9. All-American Andie

In one week (Nov. 7-14), happy-go-lucky volleyball player Andie Shelton was named an Under Armour Second Team All-American, signed her letter of intent to compete for hometown university Pacific and played her final match for Ripon Christian in a loss to Hilmar in the SJS Division IV quarterfinals.

Shelton goes out as a two-time section champion and three-time All-Area MVP.



10. Cougars’ cardiac kids

The Weston Ranch boys soccer team made its ride to the program’s first postseason appearance an exciting one, going 5-0-2 over the second of Valley Oak League play including a 4-4 draw in the finale with Sierra, which needed a win to advance instead of the Cougars.

The Ranch went on to win two heart-stopping playoff games via penalty-kick shootouts and lost in the SJS Division IV championship, 3-2.



11. Former Sierra High standout Nigel Malone earned the E. Jack Spaulding Award for Most Outstanding Defensive Player of the 88th Annual East-West Shrine Game and was a semifinalist for the Jim Thorpe Award that goes to the nation’s top NCAA defensive back.

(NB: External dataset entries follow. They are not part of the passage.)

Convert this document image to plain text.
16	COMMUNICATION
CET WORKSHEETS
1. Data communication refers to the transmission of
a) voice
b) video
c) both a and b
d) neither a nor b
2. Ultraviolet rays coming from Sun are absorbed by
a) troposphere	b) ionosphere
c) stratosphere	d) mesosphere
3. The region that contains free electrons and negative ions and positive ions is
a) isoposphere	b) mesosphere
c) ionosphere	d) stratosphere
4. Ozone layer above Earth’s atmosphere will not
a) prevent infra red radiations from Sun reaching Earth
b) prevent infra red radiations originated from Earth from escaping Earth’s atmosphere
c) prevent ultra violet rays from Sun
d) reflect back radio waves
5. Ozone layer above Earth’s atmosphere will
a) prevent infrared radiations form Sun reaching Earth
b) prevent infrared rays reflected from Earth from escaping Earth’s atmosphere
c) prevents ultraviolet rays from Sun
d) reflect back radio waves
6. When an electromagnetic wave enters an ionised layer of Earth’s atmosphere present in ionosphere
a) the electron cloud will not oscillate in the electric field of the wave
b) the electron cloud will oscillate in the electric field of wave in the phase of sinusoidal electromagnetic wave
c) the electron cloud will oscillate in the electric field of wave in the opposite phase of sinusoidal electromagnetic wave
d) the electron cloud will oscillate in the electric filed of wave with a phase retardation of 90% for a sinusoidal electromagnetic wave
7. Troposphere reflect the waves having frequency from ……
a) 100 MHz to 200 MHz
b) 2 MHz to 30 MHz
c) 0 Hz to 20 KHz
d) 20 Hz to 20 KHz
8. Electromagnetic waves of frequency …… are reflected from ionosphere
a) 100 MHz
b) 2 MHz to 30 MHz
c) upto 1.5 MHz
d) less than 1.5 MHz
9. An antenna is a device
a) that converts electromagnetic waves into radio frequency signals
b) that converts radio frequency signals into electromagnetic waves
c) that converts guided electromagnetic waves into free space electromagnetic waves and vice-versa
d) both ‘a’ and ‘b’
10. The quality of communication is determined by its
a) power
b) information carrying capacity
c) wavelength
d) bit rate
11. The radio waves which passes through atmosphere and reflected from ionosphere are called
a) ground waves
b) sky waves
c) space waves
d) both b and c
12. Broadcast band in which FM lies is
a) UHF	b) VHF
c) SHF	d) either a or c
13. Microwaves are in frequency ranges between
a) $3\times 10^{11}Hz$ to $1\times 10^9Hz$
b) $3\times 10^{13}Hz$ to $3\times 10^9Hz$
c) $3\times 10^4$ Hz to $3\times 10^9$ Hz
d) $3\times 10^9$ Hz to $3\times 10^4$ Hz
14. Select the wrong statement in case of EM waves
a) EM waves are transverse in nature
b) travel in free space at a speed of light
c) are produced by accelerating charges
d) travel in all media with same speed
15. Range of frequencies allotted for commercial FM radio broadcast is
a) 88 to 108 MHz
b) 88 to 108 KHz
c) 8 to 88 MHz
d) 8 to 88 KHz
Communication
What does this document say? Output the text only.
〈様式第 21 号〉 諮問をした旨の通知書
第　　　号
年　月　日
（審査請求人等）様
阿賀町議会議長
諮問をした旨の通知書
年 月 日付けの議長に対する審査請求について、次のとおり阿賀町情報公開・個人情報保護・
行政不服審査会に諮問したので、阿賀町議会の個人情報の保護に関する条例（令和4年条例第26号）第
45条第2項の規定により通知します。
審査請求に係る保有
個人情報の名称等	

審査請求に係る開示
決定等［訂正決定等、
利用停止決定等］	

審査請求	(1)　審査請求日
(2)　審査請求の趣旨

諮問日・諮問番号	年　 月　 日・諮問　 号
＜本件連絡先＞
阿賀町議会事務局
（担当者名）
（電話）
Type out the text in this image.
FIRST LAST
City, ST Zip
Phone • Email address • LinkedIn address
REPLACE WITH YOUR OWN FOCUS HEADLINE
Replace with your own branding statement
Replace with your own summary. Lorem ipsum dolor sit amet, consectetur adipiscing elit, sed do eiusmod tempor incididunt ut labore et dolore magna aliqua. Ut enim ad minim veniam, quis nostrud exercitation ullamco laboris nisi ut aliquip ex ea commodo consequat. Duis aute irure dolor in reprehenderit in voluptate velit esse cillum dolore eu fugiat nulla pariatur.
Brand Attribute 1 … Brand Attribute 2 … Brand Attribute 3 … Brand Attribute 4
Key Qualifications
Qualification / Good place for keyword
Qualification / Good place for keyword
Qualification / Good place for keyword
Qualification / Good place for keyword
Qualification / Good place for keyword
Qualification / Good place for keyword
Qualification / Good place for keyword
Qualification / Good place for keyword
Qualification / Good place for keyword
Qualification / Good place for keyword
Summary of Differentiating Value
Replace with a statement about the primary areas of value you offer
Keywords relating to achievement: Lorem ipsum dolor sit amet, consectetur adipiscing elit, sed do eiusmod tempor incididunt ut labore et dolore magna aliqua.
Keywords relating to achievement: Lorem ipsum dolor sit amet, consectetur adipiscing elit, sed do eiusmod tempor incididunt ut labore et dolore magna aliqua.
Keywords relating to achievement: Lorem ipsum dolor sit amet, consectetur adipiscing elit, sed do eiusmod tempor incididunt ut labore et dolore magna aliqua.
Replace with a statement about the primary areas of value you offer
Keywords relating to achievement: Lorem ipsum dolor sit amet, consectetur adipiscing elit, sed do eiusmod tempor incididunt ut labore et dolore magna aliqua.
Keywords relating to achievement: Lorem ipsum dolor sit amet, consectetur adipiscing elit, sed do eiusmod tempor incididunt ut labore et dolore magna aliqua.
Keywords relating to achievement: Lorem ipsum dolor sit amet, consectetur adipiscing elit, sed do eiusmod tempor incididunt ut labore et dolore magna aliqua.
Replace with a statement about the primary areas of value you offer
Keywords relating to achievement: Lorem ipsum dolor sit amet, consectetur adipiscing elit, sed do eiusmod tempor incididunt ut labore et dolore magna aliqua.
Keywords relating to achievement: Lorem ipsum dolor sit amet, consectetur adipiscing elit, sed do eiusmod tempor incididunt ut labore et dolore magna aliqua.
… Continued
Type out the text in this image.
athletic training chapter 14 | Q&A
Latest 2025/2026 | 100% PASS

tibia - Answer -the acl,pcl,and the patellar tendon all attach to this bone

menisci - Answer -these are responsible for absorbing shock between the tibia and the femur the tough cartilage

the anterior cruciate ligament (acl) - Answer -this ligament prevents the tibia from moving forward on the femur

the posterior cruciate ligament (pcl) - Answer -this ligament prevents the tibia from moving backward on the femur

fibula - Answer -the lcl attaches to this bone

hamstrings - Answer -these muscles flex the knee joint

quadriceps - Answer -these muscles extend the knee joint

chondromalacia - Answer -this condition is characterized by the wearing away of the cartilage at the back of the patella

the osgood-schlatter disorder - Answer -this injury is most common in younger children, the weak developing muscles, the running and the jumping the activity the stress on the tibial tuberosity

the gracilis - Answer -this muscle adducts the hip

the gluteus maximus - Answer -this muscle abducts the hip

12. Eleven-year-old motocross standout Aiden Tijero of Ripon had a big summer on his 65 cc dirt bike, which he rode to first-place finishes in the Loretta Lynn Amateur National Championship and FIM Junior Motocross World Championships in Jinin, Czech Republic.



13. After helping St. Mary’s of Stockton earn state championships, Courtney Range (now at Cal) decided to keep her rare talents in town and play for Manteca High her senior year. The 6-foot-2 wing led the Buffaloes to a third straight VOL title. Her averages were otherworldly: 20.1 points, 19.6 rebounds, 3.6 blocks.



14. Manteca siblings Garret and Lauren Fisher, both away from home for college, earned top-10 finishes in the Reebok CrossFit Games down in Carson last August. Ryan impressively placed fifth in the men’s division, while Lauren helped CrossFit Invictus of San Diego take seventh in team competition.



15. Heated rivals, the Valley Oak League’s co-champion Sierra and Weston Ranch boys basketball teams, both reached a level of postseason success. Sierra appeared in its second straight SJS Division III title game, while Weston Ranch won its first-ever NorCal contest.



16. The Ripon girls basketball stunned Modesto Christian, which had a 98-game TVL winning streak snapped, to force a two-way share of the league championship.



17. One of Manteca High’s all-time best distance runners, Harleen Pabla overcame multiple surgeries to repair a collapsed lung last spring and qualified for her third state berth in the fall.



18. On June 24, mixed-martial arts legend Royce Gracie visited Manteca and held a two-hour seminar at Cortez Martial Arts Academy.



19. Ripon Christian’s girls soccer and football teams both advanced to SJS championship games for the first time, and both lost to Bradshaw Christian.



20. Ripon High’s boys and girls golf teams both earned SJS Division V championships this year. The Ripon Christian boys also captured a blue banner in Division VI.